Er wordt goed geacteerd in de show. Hoewel de personages op papier min of meer typisch zijn, projecteert elke acteur de essentie van de rol en voegt hij genoeg extra persoonlijkheid toe om een echte persoon te suggereren. (En ze zijn allemaal prachtig om naar te kijken.) Als hij niet ineengezakt is van de pijn, of verwikkeld is in een vuurgevecht of man-tegen-man-gevecht, is Liu een kalme, nuchtere hoofdpersoon – eerder in de trant van Keanu Reeves – en als Chinees-Canadese acteur nog steeds een noviteit onder Amerikaanse televisie-actiehelden. Hij heeft een soort chemie met Barrera, die alle chemie op het scherm heeft, ook al wordt deze enigszins beperkt door de eisen van de plot.
Het einde, inclusief een twist met verminderde akkoorden, is nogal banaal, hoewel gelukkiger dan je zou denken, gezien de herrie die eraan voorafging.

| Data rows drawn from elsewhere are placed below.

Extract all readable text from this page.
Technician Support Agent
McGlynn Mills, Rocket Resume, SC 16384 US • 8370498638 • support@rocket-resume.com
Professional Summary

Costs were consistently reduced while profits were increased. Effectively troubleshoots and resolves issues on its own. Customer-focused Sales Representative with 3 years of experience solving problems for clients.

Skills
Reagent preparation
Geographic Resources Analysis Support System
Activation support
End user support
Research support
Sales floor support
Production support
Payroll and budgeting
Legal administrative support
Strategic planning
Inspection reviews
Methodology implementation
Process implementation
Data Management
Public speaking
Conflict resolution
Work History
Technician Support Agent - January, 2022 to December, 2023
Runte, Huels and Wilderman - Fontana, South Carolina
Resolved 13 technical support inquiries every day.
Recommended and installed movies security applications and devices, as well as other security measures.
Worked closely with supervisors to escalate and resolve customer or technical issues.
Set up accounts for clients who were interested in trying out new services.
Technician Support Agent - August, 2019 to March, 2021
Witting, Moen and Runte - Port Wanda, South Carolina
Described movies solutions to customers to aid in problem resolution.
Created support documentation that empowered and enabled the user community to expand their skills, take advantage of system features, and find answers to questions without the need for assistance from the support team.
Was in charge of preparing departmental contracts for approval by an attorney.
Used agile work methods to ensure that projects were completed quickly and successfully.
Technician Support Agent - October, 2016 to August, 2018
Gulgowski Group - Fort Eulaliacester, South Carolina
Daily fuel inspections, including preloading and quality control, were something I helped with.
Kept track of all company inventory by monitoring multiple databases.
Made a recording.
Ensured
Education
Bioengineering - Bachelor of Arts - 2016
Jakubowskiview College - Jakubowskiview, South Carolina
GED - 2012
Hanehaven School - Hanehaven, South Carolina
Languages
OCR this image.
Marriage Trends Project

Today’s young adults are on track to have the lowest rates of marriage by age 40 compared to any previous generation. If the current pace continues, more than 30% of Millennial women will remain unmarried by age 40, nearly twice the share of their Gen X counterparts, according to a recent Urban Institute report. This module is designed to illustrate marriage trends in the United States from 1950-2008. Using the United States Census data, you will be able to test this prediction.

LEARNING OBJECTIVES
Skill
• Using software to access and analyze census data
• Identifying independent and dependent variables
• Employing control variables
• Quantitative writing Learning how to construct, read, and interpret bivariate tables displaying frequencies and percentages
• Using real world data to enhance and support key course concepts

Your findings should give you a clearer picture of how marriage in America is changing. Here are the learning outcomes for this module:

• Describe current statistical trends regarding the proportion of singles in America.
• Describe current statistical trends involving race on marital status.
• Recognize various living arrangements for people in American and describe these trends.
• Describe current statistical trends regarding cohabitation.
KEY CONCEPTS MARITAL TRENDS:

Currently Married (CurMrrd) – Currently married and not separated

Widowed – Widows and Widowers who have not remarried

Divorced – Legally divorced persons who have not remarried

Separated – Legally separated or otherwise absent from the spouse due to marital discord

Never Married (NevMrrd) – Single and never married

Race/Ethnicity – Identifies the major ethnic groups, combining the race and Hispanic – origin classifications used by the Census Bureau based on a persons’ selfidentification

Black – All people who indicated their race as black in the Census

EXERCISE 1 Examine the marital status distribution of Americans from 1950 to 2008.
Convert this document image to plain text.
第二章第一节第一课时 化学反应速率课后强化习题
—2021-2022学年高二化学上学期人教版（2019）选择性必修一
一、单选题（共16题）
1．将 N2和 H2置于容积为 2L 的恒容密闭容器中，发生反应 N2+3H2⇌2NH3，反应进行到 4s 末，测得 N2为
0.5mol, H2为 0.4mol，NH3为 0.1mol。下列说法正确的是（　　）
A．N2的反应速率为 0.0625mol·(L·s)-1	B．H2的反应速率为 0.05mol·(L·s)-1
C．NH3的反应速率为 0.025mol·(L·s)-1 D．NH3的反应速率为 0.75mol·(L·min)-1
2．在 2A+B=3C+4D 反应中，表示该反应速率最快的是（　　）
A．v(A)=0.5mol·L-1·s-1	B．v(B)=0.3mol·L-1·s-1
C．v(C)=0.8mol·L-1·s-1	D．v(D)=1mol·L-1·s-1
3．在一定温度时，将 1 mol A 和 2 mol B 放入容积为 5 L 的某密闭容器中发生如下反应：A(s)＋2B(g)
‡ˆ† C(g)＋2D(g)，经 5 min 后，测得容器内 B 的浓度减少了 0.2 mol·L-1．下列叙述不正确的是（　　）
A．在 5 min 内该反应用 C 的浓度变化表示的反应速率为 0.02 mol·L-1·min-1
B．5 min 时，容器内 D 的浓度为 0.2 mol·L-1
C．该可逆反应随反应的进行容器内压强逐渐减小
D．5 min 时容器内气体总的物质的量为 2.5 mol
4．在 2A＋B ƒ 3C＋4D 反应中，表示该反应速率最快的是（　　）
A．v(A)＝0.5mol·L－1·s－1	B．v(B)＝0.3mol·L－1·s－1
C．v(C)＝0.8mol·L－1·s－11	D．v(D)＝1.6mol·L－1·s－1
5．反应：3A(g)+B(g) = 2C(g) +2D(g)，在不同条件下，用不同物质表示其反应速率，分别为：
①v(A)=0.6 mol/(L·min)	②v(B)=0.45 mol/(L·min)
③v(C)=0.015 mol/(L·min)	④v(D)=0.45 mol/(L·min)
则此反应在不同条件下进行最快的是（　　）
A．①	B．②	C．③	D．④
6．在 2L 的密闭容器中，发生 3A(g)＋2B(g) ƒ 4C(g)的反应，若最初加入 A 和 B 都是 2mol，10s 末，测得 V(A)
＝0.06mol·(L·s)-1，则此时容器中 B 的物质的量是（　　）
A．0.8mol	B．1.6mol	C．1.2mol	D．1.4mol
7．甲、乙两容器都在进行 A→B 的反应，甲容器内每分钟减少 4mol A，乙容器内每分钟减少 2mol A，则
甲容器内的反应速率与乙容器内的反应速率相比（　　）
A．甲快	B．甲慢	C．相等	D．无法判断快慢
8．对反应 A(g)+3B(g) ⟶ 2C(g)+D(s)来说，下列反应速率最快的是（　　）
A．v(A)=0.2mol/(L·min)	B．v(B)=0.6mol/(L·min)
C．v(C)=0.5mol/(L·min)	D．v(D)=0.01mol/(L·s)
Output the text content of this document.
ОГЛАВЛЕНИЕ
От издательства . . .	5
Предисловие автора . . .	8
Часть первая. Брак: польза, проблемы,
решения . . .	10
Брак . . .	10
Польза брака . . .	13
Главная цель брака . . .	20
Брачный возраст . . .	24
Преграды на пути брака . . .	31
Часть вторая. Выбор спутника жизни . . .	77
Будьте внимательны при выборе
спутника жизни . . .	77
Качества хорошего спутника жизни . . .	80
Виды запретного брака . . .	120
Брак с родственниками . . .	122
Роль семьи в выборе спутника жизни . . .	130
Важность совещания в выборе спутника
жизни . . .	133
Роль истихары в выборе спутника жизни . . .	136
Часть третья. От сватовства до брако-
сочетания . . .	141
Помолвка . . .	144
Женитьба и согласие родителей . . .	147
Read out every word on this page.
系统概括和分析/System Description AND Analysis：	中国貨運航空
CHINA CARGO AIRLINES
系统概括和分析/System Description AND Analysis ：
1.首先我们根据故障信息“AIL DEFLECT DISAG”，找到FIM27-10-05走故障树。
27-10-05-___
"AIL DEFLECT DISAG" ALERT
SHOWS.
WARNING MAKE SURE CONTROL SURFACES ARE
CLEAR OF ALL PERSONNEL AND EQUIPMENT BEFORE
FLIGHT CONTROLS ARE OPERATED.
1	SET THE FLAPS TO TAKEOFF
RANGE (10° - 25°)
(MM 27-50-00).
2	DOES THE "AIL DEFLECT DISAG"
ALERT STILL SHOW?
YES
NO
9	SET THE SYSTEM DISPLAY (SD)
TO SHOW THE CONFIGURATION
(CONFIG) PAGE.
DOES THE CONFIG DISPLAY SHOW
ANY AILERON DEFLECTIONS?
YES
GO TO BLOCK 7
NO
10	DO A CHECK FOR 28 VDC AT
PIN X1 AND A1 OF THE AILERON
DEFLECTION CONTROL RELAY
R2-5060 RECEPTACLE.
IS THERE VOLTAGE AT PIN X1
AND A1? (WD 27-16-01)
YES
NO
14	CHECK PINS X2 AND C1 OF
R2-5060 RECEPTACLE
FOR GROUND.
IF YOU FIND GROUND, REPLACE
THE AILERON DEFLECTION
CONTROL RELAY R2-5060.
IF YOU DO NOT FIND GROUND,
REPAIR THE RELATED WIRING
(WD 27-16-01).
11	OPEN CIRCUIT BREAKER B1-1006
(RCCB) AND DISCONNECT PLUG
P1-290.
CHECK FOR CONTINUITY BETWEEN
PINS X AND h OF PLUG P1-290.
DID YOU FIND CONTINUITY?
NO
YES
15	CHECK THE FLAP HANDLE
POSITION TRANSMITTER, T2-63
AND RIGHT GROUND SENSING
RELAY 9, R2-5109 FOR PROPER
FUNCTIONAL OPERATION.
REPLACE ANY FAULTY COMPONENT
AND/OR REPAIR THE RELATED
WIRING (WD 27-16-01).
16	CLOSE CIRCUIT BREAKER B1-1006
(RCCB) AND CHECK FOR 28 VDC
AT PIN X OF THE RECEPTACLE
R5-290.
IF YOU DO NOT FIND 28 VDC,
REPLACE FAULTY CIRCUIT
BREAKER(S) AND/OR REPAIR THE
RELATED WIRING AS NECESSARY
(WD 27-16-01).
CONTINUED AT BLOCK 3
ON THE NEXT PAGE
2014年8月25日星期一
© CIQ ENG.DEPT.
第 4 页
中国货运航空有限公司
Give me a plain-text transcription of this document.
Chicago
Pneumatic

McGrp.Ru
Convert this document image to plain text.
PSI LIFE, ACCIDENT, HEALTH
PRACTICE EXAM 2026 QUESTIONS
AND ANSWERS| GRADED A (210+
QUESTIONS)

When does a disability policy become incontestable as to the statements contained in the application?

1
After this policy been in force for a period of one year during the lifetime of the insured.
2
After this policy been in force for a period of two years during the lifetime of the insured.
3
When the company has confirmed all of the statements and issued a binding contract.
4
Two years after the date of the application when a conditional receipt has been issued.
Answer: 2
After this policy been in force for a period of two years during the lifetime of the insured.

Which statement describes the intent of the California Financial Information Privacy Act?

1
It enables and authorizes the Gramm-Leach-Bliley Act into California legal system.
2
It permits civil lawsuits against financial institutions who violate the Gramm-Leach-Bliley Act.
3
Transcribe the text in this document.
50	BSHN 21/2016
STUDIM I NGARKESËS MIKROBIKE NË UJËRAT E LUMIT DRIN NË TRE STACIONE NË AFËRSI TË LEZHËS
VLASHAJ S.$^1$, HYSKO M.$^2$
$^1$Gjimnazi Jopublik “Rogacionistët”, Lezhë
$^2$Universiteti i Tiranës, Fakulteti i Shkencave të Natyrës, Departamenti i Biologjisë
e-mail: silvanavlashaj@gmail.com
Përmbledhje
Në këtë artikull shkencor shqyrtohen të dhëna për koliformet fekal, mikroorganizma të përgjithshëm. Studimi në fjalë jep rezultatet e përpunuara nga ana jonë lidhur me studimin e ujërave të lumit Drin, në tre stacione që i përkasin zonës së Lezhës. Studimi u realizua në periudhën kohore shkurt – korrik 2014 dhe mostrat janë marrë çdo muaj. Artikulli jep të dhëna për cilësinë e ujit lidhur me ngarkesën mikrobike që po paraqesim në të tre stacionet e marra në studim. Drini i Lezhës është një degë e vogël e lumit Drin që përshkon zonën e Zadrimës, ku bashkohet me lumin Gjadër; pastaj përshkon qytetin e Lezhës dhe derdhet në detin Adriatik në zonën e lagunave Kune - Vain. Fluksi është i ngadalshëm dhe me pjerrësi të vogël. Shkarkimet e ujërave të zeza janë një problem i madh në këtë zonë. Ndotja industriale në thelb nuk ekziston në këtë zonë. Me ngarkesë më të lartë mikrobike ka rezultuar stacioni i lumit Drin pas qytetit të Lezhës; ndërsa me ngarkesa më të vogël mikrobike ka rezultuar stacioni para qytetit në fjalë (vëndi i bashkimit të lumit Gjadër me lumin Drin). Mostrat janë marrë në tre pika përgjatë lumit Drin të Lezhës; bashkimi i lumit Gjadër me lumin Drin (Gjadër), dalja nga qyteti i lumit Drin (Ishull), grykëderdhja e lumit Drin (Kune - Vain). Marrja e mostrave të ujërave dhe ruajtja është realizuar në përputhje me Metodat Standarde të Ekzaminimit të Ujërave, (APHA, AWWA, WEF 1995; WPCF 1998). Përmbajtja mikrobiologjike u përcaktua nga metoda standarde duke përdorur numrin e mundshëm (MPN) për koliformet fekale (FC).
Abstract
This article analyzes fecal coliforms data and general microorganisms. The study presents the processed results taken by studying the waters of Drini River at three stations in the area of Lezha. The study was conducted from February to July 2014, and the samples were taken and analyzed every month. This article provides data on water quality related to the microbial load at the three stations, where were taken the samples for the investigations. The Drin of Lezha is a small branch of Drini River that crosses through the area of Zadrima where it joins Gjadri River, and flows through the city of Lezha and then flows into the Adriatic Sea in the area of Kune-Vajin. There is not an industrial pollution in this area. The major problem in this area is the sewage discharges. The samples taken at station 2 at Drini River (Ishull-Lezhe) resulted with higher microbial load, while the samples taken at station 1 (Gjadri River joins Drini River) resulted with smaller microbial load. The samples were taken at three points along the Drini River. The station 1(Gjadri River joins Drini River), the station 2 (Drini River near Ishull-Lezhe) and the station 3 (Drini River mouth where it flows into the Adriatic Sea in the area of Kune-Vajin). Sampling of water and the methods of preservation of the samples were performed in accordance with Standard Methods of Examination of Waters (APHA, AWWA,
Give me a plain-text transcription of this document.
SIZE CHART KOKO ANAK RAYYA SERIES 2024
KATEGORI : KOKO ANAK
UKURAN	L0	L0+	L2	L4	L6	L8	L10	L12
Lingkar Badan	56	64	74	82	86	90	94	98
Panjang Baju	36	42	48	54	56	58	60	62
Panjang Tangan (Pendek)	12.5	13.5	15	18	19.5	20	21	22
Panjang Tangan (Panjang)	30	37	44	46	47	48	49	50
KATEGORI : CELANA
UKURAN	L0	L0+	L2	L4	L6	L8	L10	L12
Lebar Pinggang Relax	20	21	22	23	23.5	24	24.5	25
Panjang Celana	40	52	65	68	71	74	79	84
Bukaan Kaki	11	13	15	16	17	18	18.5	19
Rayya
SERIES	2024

De bogen zijn goed gedaan, hoewel er tenminste één vrij is gelaten in de hoop, volgens mijn voorspellende analyse, op een tweede seizoen. En hoewel het uitbrengen van een serie in de laatste week van het jaar niet bepaald op vertrouwen duidt, kan ik met enig vertrouwen voorspellen dat er misschien wel een is.